Publication year - 1992
Publication title -
photochemistry and photobiology
Language(s) - English
Resource type - Journals
SCImago Journal Rank - 0.818
H-Index - 131
eISSN - 1751-1097
pISSN - 0031-8655
DOI - 10.1111/j.1751-1097.1992.tb09715.x
Subject(s) - bacteriorhodopsin , chemistry , membrane , halobacterium , tyrosine , isoelectric focusing , halobacteriaceae , trifluoroacetic acid , chromatography , amino acid , kinetics , phenylalanine , biochemistry , halobacterium salinarum , enzyme , physics , quantum mechanics
—Halobacterium halobium , grown in a defined medium where tyrosine had been largely replaced with m‐fluorotyrosine, biosynthetically produced purple membrane. Analysis of this membrane by high pressure liquid chromatography of phenylthiocarbamyl derivatized amino acids of membrane acid hydrolysates revealed that up to 50% of the tyrosine was present as the m‐fluorotyrosine form. Yields of the purple membrane decreased as the level of incorporation increased. The experimental purple membrane showed a single 19 F NMR resonance at ‐61.983 ppm (relative to trifluoroacetic acid).
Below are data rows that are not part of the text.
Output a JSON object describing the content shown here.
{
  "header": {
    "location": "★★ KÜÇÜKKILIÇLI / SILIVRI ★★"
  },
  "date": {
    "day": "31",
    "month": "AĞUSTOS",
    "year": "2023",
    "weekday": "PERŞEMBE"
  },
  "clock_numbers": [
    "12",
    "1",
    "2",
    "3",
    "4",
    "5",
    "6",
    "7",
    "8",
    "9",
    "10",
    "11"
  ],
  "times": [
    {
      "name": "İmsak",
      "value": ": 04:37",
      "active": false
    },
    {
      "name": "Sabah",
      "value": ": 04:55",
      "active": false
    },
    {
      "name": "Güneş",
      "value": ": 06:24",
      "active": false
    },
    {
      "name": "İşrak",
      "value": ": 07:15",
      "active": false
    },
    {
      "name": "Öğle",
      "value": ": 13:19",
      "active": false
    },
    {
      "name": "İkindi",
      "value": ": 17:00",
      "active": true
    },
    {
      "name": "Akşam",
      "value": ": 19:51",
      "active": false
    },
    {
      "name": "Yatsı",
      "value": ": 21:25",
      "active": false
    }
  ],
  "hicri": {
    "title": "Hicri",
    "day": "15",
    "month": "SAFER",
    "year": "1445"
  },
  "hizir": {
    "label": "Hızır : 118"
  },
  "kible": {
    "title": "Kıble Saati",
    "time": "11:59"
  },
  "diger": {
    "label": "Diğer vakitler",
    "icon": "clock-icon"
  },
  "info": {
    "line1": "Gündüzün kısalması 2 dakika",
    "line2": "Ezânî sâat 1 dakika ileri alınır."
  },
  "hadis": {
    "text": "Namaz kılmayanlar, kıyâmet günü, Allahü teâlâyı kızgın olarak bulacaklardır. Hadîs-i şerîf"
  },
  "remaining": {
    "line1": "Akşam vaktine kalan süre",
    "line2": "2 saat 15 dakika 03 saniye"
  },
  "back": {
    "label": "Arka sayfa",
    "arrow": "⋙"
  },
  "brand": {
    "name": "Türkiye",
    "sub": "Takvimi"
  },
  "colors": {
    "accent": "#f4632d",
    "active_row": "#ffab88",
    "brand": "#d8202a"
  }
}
The bacteriorhodopsin (bR) in the purple membrane was normal as assayed by gel electrophor‐esis, isoelectric focusing, circular dichroic spectra, and UV‐visible spectra. However, the fluorinated tyrosine bacteriorhodopsins at near neutral pH exhibited slightly slower rates of proton uptake and a slower M‐state decay with biphasic kinetics reminiscent of alkaline solutions of bR (pH > 9). These results imply that the tyrosines in bacteriorhodopsin may play a role in the photoactivated proton translocation process of this pigment.